Working in Grasshopper (1/4)
Anatomy of a definition
All Grasshopper definitions are composed of only two kinds of elements: components which hold data and perform tasks, and wires that connect and pass data between the components. Using these two elements, we can define complex systems as assemblies of smaller parts working together to achieve a common goal.
Components
Components are the core of Grasshopper. They define all of the individual operations that Grasshopper can do. Components are the tools in your computational toolbox 🧰.
Just like a carpenter has to first learn how all the tools in their toolbox work before they know what is appropriate for each job, a large part of learning Grasshopper is getting familiar with all of the components that Grasshopper has to offer. A component-by-component glossary is useful, but would not make for a good tutorial or an engaging online course. So we will get familiar with components the fun way: by using them to develop working definitions in the exercise lessons of this course.
For now, let’s look at some of the general concepts behind components, and how they come together to form our Grasshopper definitions.
Component types
There are three types of components in Grasshopper:
- General components
- Inputs
- Containers
General components
Most components are of the ‘General’ type. These components represent individual operations that do stuff in the definition. You can think of each component as a small function that takes in a set of inputs, processes them a certain way, and generates a set of outputs as a result.
The component’s inputs are represented as ‘ports’ on the left of the component, while the outputs are represented by ‘ports’ on the right. Wires can be connected to these ports to pass data from the outputs of one component to the inputs of another.
Inputs
Inputs are a special component type that allows us to bring data into our definitions. All the inputs components can be found in the ‘Input’ group within the ‘Params’ tab first from the left.
The most common input components allow us to generate data dynamically within the definition. For example, we can use a Number Slider to choose a number using a visual slider, a Panel to type numbers or text into a textbox, or a Boolean Toggle to flip a switch to set a True/False condition.
Some of the more advanced input components bring data in from outside sources. For example, an Image Sampler imports pixel information from image files, while the ‘Import’ components bring data in from various other file types.
Containers
‘Container’ components are another special type in Grasshopper. There are found in the ‘Geometry’ and ‘Primitive’ groups within the ‘Params’ tab first from the left. These are called ‘containers’ because they don’t do anything other than store data.

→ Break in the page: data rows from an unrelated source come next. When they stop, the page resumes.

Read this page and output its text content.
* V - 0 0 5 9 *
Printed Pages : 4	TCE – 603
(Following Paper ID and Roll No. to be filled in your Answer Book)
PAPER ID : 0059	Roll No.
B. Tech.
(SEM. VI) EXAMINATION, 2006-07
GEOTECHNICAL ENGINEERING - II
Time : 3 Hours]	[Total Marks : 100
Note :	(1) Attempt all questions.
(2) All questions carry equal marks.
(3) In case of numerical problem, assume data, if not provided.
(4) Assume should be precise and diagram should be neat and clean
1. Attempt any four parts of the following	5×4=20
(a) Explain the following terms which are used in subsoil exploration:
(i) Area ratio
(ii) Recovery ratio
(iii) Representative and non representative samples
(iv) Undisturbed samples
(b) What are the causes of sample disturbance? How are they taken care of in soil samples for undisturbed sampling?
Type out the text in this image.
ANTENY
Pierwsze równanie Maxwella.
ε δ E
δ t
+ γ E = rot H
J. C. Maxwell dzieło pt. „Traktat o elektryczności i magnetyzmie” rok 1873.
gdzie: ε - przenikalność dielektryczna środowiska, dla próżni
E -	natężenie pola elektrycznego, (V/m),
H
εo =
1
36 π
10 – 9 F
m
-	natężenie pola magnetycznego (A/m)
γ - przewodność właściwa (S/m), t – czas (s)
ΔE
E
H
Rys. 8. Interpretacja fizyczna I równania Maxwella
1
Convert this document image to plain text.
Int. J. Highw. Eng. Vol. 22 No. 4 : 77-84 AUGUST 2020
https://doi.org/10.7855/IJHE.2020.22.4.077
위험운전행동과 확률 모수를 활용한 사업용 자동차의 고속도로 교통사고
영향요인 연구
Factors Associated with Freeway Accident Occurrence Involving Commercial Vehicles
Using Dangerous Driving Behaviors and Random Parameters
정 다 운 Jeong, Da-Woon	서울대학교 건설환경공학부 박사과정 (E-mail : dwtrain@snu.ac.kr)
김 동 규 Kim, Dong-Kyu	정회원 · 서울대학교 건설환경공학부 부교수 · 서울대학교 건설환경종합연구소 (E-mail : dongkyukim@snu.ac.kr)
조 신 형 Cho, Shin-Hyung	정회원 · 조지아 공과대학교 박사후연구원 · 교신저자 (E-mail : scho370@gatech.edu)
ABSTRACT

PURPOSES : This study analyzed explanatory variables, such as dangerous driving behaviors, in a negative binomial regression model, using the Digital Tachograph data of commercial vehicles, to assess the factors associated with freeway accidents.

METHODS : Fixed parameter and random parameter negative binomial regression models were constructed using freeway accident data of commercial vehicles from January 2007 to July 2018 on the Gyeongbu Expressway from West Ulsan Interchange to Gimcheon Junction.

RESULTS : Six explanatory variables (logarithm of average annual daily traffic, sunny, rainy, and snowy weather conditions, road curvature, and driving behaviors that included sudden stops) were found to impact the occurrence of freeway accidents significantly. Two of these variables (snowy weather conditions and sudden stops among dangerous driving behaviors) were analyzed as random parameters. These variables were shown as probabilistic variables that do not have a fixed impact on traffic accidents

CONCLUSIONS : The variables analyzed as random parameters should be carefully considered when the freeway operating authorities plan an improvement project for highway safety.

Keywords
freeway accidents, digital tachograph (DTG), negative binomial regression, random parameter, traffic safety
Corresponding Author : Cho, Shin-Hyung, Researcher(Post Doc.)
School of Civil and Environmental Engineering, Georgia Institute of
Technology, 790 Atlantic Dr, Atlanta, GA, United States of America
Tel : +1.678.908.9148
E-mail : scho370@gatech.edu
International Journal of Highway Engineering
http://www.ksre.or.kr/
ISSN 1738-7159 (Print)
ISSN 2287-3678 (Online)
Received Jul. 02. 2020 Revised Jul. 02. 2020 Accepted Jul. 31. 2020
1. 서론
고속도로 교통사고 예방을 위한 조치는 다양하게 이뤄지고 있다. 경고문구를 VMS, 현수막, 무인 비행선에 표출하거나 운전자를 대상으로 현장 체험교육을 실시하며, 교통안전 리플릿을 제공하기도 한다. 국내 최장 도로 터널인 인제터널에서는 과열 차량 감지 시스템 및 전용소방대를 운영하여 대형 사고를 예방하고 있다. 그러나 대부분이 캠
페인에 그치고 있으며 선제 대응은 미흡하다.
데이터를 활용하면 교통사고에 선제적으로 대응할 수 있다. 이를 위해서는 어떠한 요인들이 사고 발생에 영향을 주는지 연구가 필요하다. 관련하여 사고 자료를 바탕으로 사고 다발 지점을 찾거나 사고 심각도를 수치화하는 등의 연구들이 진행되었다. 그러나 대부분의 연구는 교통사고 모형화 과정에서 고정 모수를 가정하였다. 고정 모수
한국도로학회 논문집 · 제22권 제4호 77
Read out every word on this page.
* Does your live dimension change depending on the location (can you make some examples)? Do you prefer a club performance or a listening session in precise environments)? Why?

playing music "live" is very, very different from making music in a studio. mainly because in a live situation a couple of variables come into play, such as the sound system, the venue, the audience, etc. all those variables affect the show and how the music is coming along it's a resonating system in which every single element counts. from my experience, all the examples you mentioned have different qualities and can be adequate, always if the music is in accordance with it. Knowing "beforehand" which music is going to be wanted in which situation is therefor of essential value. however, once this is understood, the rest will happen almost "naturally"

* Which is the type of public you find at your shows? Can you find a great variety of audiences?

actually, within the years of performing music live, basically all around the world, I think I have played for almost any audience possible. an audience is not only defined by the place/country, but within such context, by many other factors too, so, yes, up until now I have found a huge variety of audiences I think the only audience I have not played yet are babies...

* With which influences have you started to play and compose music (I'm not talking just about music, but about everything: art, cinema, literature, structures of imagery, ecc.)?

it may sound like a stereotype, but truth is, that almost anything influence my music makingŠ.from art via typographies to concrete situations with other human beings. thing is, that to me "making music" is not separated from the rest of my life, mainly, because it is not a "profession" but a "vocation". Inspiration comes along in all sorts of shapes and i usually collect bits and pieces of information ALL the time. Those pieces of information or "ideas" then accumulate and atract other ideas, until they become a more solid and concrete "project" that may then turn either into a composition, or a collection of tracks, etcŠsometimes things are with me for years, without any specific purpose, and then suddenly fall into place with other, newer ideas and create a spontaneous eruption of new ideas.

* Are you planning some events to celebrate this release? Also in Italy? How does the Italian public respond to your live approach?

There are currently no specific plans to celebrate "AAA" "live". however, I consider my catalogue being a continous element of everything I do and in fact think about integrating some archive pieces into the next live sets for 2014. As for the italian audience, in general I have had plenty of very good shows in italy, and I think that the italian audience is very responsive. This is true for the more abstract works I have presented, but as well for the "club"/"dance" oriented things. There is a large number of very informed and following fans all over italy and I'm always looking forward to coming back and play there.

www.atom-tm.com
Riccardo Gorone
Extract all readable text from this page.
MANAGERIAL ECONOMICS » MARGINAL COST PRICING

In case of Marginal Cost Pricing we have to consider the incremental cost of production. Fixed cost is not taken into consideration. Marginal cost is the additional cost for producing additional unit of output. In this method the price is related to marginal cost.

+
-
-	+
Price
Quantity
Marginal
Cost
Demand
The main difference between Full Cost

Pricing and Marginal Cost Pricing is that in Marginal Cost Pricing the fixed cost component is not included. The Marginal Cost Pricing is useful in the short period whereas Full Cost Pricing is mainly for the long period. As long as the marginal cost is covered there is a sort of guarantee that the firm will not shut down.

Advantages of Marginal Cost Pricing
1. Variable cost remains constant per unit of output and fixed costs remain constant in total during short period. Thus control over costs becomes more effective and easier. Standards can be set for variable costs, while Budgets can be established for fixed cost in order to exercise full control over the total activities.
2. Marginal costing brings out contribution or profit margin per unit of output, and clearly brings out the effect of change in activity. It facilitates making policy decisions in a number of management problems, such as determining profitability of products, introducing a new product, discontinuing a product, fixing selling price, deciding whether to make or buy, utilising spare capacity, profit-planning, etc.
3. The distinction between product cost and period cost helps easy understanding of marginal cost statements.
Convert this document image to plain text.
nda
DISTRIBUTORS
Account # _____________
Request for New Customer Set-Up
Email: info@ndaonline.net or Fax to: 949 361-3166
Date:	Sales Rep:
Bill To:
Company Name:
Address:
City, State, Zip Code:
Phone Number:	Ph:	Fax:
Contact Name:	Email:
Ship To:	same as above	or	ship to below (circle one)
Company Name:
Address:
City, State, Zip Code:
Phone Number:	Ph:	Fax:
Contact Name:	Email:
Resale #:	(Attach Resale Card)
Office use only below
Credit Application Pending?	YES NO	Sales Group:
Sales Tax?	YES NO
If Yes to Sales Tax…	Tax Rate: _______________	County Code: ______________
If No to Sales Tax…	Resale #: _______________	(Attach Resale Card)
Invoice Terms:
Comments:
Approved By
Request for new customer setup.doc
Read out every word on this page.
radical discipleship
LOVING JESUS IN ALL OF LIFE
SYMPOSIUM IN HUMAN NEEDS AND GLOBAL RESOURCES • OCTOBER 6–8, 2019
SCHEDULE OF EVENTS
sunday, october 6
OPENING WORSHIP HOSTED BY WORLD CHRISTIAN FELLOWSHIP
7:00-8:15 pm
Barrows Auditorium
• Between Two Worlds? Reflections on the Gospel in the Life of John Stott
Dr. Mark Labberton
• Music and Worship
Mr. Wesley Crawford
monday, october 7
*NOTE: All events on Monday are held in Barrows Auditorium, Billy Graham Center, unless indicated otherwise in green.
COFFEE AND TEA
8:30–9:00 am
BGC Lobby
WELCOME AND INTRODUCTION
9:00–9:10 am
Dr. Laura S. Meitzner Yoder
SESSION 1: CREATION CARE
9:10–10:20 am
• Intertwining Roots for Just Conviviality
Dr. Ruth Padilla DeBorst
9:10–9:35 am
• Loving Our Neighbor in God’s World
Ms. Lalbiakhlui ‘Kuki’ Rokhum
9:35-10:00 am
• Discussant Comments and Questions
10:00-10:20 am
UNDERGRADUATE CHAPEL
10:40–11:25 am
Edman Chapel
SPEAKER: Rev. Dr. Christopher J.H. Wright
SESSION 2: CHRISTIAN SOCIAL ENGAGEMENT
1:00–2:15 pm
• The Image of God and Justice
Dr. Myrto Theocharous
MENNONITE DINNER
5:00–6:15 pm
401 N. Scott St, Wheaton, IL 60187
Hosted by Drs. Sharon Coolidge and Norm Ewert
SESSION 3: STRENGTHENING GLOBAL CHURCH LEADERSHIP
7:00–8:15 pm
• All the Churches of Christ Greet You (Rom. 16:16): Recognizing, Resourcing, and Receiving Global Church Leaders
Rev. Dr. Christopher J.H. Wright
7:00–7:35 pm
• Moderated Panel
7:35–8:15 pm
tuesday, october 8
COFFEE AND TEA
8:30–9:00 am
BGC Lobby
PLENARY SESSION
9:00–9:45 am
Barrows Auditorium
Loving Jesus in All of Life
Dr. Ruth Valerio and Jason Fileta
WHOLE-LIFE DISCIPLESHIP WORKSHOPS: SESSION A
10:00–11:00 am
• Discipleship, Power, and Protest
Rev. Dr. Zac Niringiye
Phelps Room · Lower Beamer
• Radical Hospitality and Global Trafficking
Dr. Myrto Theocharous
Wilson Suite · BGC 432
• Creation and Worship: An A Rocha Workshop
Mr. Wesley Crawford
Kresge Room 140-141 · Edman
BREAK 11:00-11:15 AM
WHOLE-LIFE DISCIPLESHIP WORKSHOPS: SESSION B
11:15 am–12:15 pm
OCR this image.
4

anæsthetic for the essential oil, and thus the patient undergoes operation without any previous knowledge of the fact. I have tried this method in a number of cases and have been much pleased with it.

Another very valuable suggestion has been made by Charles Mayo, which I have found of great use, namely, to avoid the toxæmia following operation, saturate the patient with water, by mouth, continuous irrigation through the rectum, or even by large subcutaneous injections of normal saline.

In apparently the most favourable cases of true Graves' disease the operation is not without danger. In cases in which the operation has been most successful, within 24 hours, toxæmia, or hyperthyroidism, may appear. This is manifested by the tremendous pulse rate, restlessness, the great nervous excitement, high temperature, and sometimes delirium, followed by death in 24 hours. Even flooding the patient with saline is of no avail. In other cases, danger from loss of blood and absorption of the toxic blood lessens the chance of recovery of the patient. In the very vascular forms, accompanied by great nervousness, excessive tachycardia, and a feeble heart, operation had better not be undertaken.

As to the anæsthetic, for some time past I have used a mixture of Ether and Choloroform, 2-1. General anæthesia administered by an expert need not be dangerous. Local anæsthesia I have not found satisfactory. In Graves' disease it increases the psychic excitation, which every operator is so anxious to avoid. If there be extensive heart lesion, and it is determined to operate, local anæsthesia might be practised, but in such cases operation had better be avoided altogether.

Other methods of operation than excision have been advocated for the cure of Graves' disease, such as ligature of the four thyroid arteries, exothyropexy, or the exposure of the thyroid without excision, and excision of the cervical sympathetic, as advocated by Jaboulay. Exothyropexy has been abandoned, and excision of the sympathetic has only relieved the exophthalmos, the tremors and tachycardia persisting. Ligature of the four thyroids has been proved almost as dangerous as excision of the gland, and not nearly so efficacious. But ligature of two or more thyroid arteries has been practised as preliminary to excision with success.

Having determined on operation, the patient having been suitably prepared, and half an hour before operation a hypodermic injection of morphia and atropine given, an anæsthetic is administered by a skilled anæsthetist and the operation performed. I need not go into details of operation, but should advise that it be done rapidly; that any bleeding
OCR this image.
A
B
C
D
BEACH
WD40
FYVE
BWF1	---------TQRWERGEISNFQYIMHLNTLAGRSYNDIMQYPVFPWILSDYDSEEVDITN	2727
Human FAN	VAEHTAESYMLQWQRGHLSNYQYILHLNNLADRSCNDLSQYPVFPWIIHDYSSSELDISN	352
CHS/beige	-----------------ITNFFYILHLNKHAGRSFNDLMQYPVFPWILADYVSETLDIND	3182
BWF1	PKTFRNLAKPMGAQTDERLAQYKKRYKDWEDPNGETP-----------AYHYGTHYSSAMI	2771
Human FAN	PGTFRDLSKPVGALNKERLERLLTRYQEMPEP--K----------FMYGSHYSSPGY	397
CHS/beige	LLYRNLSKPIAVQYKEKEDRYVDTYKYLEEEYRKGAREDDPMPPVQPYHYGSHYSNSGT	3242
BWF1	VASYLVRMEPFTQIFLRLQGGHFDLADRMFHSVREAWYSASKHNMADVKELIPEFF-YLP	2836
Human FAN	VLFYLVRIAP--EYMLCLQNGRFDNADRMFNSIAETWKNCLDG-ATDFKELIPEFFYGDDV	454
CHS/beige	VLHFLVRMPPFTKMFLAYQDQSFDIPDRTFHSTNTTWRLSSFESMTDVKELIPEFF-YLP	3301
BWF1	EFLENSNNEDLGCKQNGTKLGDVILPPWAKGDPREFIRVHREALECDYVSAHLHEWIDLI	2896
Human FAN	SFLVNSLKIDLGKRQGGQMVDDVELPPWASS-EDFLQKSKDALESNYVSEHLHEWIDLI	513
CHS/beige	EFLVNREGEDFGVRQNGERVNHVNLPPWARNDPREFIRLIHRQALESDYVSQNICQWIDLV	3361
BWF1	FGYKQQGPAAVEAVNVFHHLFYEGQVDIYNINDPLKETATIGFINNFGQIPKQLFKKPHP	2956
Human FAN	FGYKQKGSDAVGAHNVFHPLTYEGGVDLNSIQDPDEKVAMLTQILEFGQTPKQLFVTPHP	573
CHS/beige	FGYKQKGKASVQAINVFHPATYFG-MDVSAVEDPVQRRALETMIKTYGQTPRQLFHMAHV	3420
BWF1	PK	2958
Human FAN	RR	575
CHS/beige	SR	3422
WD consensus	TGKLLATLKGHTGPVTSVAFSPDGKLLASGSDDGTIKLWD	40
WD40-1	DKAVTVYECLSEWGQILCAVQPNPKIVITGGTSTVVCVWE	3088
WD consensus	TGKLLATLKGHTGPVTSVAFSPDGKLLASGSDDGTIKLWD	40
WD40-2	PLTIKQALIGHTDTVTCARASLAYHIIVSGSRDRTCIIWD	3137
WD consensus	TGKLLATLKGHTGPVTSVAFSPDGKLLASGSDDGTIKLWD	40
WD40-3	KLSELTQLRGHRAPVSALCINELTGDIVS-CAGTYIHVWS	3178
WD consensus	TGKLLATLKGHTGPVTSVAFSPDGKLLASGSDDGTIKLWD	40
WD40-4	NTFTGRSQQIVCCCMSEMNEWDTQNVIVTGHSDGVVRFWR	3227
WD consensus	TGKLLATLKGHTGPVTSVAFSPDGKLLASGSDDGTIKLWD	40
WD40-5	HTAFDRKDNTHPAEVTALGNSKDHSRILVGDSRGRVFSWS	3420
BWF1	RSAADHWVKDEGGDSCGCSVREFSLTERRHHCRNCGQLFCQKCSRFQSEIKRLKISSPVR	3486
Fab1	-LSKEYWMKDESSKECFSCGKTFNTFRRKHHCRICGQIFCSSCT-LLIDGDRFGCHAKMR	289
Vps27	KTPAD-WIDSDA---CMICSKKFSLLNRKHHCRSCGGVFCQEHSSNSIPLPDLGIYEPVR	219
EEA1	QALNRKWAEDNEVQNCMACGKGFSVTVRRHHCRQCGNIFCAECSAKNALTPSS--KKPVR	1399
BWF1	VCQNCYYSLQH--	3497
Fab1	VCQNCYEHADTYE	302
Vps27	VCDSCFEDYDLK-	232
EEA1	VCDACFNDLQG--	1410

These components have one input port that accepts the data and one output port that passes it on.
The ‘container’ components are special because each one can only hold data of a specific type, and there is one ‘container’ component for each type of data supported by Grasshopper. The data types are split into two main categories:
Primitive data types are all the standard types like numbers, booleans, and text which are not directly related to geometric elements.
Geometric data types are all of the different kinds of geometry supported by Rhino and Grasshopper. In addition to the common types you might use in Rhino like lines, curves, surfaces, and meshes, there are also lower-level geometry types such as points, vectors, and planes. These types are usually not exposed in a visual modeling environment but are crucial when we start to define our geometries computationally.
Primitive data types (left) and Geometry data types (right)
There are two ways to bring data into a ‘container’ component: pass the data in through the input port, or right-click on the component and use the ‘Set…’ options to set the data directly. With primitive data types, you can enter one or more values directly using a text box. With geometric data types, you will be sent to the Rhino window to either define the geometry directly or reference it from an object in the Rhino document. We’ve already seen an example of this in the last exercise where we used a Point container component to create a base point for our model.